Lettre de Philippe à Denise, Bordeaux mardi soir 20 octobre 1936
Tu as du recevoir maintenant ma dernière lettre et être fixée sur la date de mon examen. J’espère bien que tu n’iras pas à Bordeaux[1], parce que ce serait vraiment trop triste de se rater de cette façon-là.
Je ne suis pas si stupidement jaloux que tu me l’écris. Je te l’ai pourtant déjà expliqué bien des fois. Je ne vois aucun inconvénient à ce que tu sortes avec ce garçon letton[2] et je ne voudrais pas te savoir confinée entre les quatre murs de ta chambre sous prétexte que tu es ma fiancée et que je ne suis pas là pour te sortir.
Arnold Langins, jeune diplomate letton, dans les années 30
Ce qui ne me fait pas plaisir, c’est seulement d’ignorer ce que tu fais et c’est de t’entendre ensuite parler de choses que tu as faites, de gens que tu as connus sans que je le sache, parce qu’alors, il me semble qu’il y a une partie de ta vie qui m’échappe. Ne crois pas que je sois jaloux. Je souffre seulement de ne pas être toujours près de toi.

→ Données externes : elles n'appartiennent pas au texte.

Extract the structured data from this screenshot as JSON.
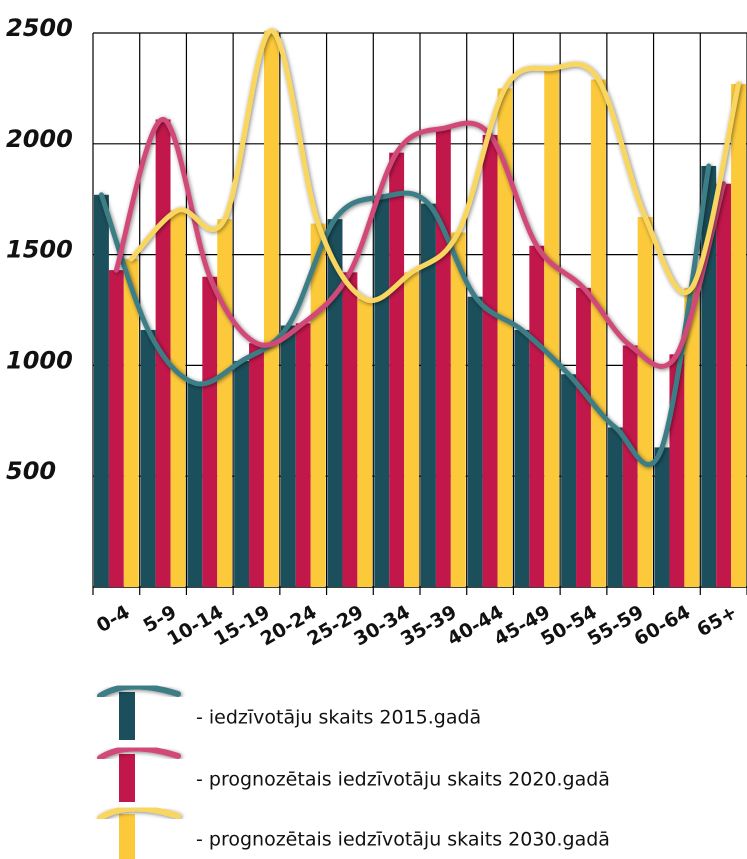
{
  "chart_data": {
    "type": "bar",
    "categories": [
      "0-4",
      "5-9",
      "10-14",
      "15-19",
      "20-24",
      "25-29",
      "30-34",
      "35-39",
      "40-44",
      "45-49",
      "50-54",
      "55-59",
      "60-64",
      "65+"
    ],
    "series": [
      {
        "name": "- iedzīvotāju skaits 2015.gadā",
        "color": "#1b4f5b",
        "curve_color": "#3e7e86",
        "values": [
          1770,
          1160,
          920,
          1020,
          1180,
          1660,
          1760,
          1730,
          1310,
          1160,
          960,
          720,
          630,
          1900
        ]
      },
      {
        "name": "- prognozētais iedzīvotāju skaits 2020.gadā",
        "color": "#c2174b",
        "curve_color": "#d04a79",
        "values": [
          1430,
          2110,
          1400,
          1100,
          1190,
          1420,
          1960,
          2070,
          2040,
          1540,
          1350,
          1090,
          1050,
          1820
        ]
      },
      {
        "name": "- prognozētais iedzīvotāju skaits 2030.gadā",
        "color": "#fcc93a",
        "curve_color": "#f8d660",
        "values": [
          1480,
          1700,
          1660,
          2510,
          1640,
          1300,
          1420,
          1600,
          2250,
          2340,
          2290,
          1670,
          1350,
          2270
        ]
      }
    ],
    "ylim": [
      0,
      2500
    ],
    "yticks": [
      500,
      1000,
      1500,
      2000,
      2500
    ],
    "grid": true
  }
}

Nous sommes à présent jeudi et je n’ai pas le courage de recommencer ma lettre –d’autant plus qu’il faudrait recopier ce que j’ai écrit mardi, sinon tu penserais que je boude.
Depuis quelques jours, au lieu de marcher après déjeuner, je vais m’asseoir à Foncillon pour lire et j’ai lu ainsi la vie de Disraeli, de Maurois. C’est intéressant et on pourrait citer cet exemple aux gens qui fulminent parce que Blum est juif.
Affiche de l'Action Française en 1936
En dehors de ce livre et de quelques lectures sans intérêt –le Sablier de Maeterlinck- mon activité intellectuelle se réduit à la préparation de l’oral.
Je regretterai beaucoup de ne pas te voir au mariage de Simone, mais moins encore que de ne pas être ton cavalier –à propos, est-il trouvé, cet heureux garçon ? Il y a quelque temps, a paru dans un journal la nouvelle qu’un nommé Corne, 30 ans, était mort des suites d’un accident d’automobile. Je n’ai pas pu voir Lami et ne sais pas encore si c’est de Jean Corne qu’il s’agissait.